OpenShift with dynamic host IPs?

From the time we began packaging OpenShift Enterprise, we made a decision not to support dynamic changes to host IP addresses. This might seem a little odd since we do demonstrate installation with the assumption that DHCP is in use; we just require it to be used with addresses pinned statically to host names. It’s not that it’s impossible to work with dynamic re-leasing; it’s just that it’s an unnecessary complication and potentially a source of tricky problems.

However, I’ve crawled all over OpenShift configuration for the last few months, and I can say with a fair amount of confidence that it’s certainly possible to handle dynamic changes to host IP, as long as those changes are tracked by DNS with static hostnames.

But there are, of course, a number of caveats.

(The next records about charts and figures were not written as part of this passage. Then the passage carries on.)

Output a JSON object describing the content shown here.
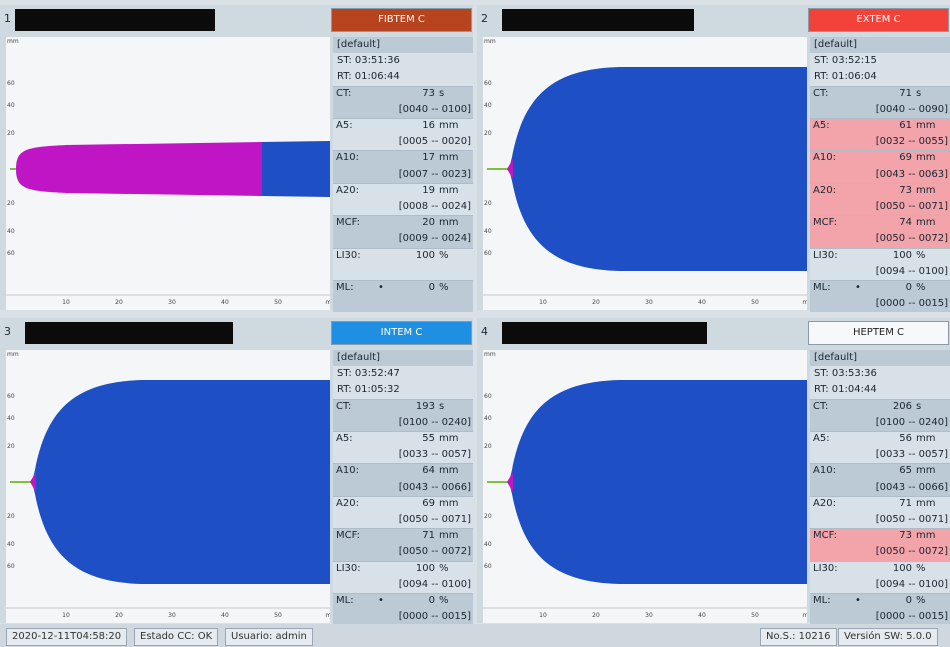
{
  "graph_axis": {
    "x_ticks": [
      "10",
      "20",
      "30",
      "40",
      "50",
      "min"
    ],
    "y_ticks": [
      "mm",
      "60",
      "40",
      "20",
      "20",
      "40",
      "60"
    ]
  },
  "panels": [
    {
      "number": "1",
      "test": "FIBTEM C",
      "header_color": "#b8431f",
      "default": "[default]",
      "st": "ST: 03:51:36",
      "rt": "RT: 01:06:44",
      "params": [
        {
          "label": "CT:",
          "value": "73",
          "unit": "s",
          "range": "[0040 -- 0100]"
        },
        {
          "label": "A5:",
          "value": "16",
          "unit": "mm",
          "range": "[0005 -- 0020]"
        },
        {
          "label": "A10:",
          "value": "17",
          "unit": "mm",
          "range": "[0007 -- 0023]"
        },
        {
          "label": "A20:",
          "value": "19",
          "unit": "mm",
          "range": "[0008 -- 0024]"
        },
        {
          "label": "MCF:",
          "value": "20",
          "unit": "mm",
          "range": "[0009 -- 0024]"
        },
        {
          "label": "LI30:",
          "value": "100",
          "unit": "%"
        },
        {
          "label": "ML:",
          "flag": "•",
          "value": "0",
          "unit": "%"
        }
      ]
    },
    {
      "number": "2",
      "test": "EXTEM C",
      "header_color": "#f2423a",
      "default": "[default]",
      "st": "ST: 03:52:15",
      "rt": "RT: 01:06:04",
      "params": [
        {
          "label": "CT:",
          "value": "71",
          "unit": "s",
          "range": "[0040 -- 0090]"
        },
        {
          "label": "A5:",
          "value": "61",
          "unit": "mm",
          "range": "[0032 -- 0055]",
          "abnormal": true
        },
        {
          "label": "A10:",
          "value": "69",
          "unit": "mm",
          "range": "[0043 -- 0063]",
          "abnormal": true
        },
        {
          "label": "A20:",
          "value": "73",
          "unit": "mm",
          "range": "[0050 -- 0071]",
          "abnormal": true
        },
        {
          "label": "MCF:",
          "value": "74",
          "unit": "mm",
          "range": "[0050 -- 0072]",
          "abnormal": true
        },
        {
          "label": "LI30:",
          "value": "100",
          "unit": "%",
          "range": "[0094 -- 0100]"
        },
        {
          "label": "ML:",
          "flag": "•",
          "value": "0",
          "unit": "%",
          "range": "[0000 -- 0015]"
        }
      ]
    },
    {
      "number": "3",
      "test": "INTEM C",
      "header_color": "#1f8fe2",
      "default": "[default]",
      "st": "ST: 03:52:47",
      "rt": "RT: 01:05:32",
      "params": [
        {
          "label": "CT:",
          "value": "193",
          "unit": "s",
          "range": "[0100 -- 0240]"
        },
        {
          "label": "A5:",
          "value": "55",
          "unit": "mm",
          "range": "[0033 -- 0057]"
        },
        {
          "label": "A10:",
          "value": "64",
          "unit": "mm",
          "range": "[0043 -- 0066]"
        },
        {
          "label": "A20:",
          "value": "69",
          "unit": "mm",
          "range": "[0050 -- 0071]"
        },
        {
          "label": "MCF:",
          "value": "71",
          "unit": "mm",
          "range": "[0050 -- 0072]"
        },
        {
          "label": "LI30:",
          "value": "100",
          "unit": "%",
          "range": "[0094 -- 0100]"
        },
        {
          "label": "ML:",
          "flag": "•",
          "value": "0",
          "unit": "%",
          "range": "[0000 -- 0015]"
        }
      ]
    },
    {
      "number": "4",
      "test": "HEPTEM C",
      "header_color": "#f7f8f9",
      "default": "[default]",
      "st": "ST: 03:53:36",
      "rt": "RT: 01:04:44",
      "params": [
        {
          "label": "CT:",
          "value": "206",
          "unit": "s",
          "range": "[0100 -- 0240]"
        },
        {
          "label": "A5:",
          "value": "56",
          "unit": "mm",
          "range": "[0033 -- 0057]"
        },
        {
          "label": "A10:",
          "value": "65",
          "unit": "mm",
          "range": "[0043 -- 0066]"
        },
        {
          "label": "A20:",
          "value": "71",
          "unit": "mm",
          "range": "[0050 -- 0071]"
        },
        {
          "label": "MCF:",
          "value": "73",
          "unit": "mm",
          "range": "[0050 -- 0072]",
          "abnormal": true
        },
        {
          "label": "LI30:",
          "value": "100",
          "unit": "%",
          "range": "[0094 -- 0100]"
        },
        {
          "label": "ML:",
          "flag": "•",
          "value": "0",
          "unit": "%",
          "range": "[0000 -- 0015]"
        }
      ]
    }
  ],
  "status_bar": {
    "timestamp": "2020-12-11T04:58:20",
    "qc": "Estado CC: OK",
    "user": "Usuario: admin",
    "sample": "No.S.: 10216",
    "version": "Versión SW: 5.0.0"
  }
}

First off, it should be obvious that DNS must be integrated with DHCP such that hostnames never change and always resolve correctly to the same actual host. Then, if configuration everywhere uses hostnames, it should in theory be able to survive IP changes.

The most obvious exception is the IP(s) of the nameserver(s) themselves. In /etc/resolv.conf clearly the IP must be used, as it’s the source for name resolution, so it can’t bootstrap itself. However, in the unlikely event that nameservers need to re-IP, DHCP could make the transition with a bit of work. You could not use our basic dhclient configuration that statically prepends the installation nameserver IP – instead the DHCP server would need to supply all nameserver definitions, and there would be some complications around the transition since not all hosts would renew leases at the same time. Really, this would probably be the province of a configuration management system. I trust that those who need to do such a thing have thought about it much more than I have.

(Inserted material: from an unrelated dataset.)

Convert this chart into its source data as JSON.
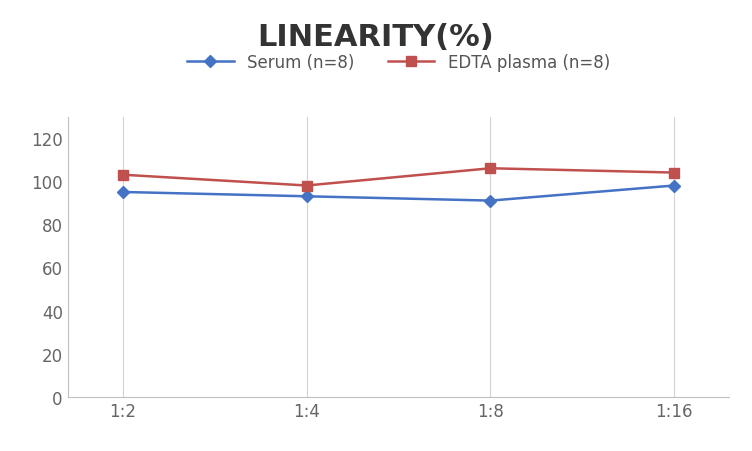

Then there’s the concern of the dynamic DNS server that OpenShift publishes app hostnames to. Well, no reason that can’t be a hostname as well, as long as the nameserver supplied by DHCP/dhclient knows how to resolve it. Have I mentioned that you should probably implement your host DNS separately from the dynamic app DNS? No reason they need to use the same server, and probably lots of reasons not to.

OK, maybe you’ve looked through /etc/openshift/node.conf and noticed the PUBLIC_IP setting in there. What about that? Well, I’ve tracked that through the code base and as far as I can tell, the only thing it is ever used for is to create a log entry when gears are created. In other words, it has no functional significance. It may have in the past – as I understand it, apps used to be created with A records rather than as CNAMEs to the node hosts. But for now, it’s a red herring.

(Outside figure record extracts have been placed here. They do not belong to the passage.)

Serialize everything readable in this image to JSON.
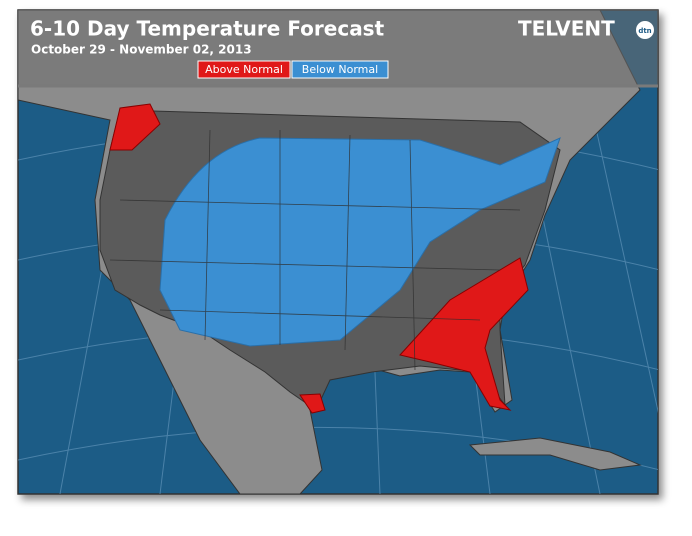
{
  "header": {
    "title": "6-10 Day Temperature Forecast",
    "subtitle": "October 29 - November 02, 2013"
  },
  "legend": [
    {
      "label": "Above Normal",
      "color": "#e01818"
    },
    {
      "label": "Below Normal",
      "color": "#3b8fd2"
    }
  ],
  "logo": {
    "brand": "TELVENT",
    "badge": "dtn"
  }
}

Something else to worry about are iptables filters. In our instructions we never demonstrate filters for specific addresses, but conscientious sysadmins would likely limit connections to the hosts that are expected to need them in many cases. And they would be unlikely to define them using hostnames. So either don’t do that… or have a plan for handling IP changes.

One more caveat: what do we mean by dynamic IP changes? How dynamic?

If we’re talking about the kind of IP change where you shut down the host (perhaps to migrate its storage) and when it is booted again, it has a new IP, then that use case should be handled pretty well (again, as long as all configured host references use the hostname). This is the sort of thing you would run into in Amazon EC2 where hosts keep their IP as long as they stay up, but when shut down generally get a new IP. All the services on the host are started with the proper IP in use.

It’s a little more tricky to support IP changes while the host is operating. Any services that bind specifically to the external IP address would need restarting. I’ve had a look while writing this, though, and this is a lot less common than I expected. As far as I can see, only one node host service does that: haproxy (which is used by openshift-port-proxy to proxy specific ports from the external interface back to gear ports). The httpd proxy listens to all interfaces so it’s exempt, and individual gears listen on internal interfaces only. On the broker and supporting hosts, ActiveMQ and MongoDB either listen locally or to all interfaces. The nameserver, despite being configured to listen to “all”, appears to bind to specific IPs, so it looks like it would need a restart. You could probably configure dhclient to do this when a lease changes (with appropriate SELinux policy changes to permit it). But you can see how easy this would be to get wrong.

Hopefully this brief exploration of the issues involved demonstrates why we’re going to stick with the current (non-)support policy for the time being. But I also expect some of you out there will try out OpenShift in a dynamic IP environment, and if so I hope you’ll let me know what you run into.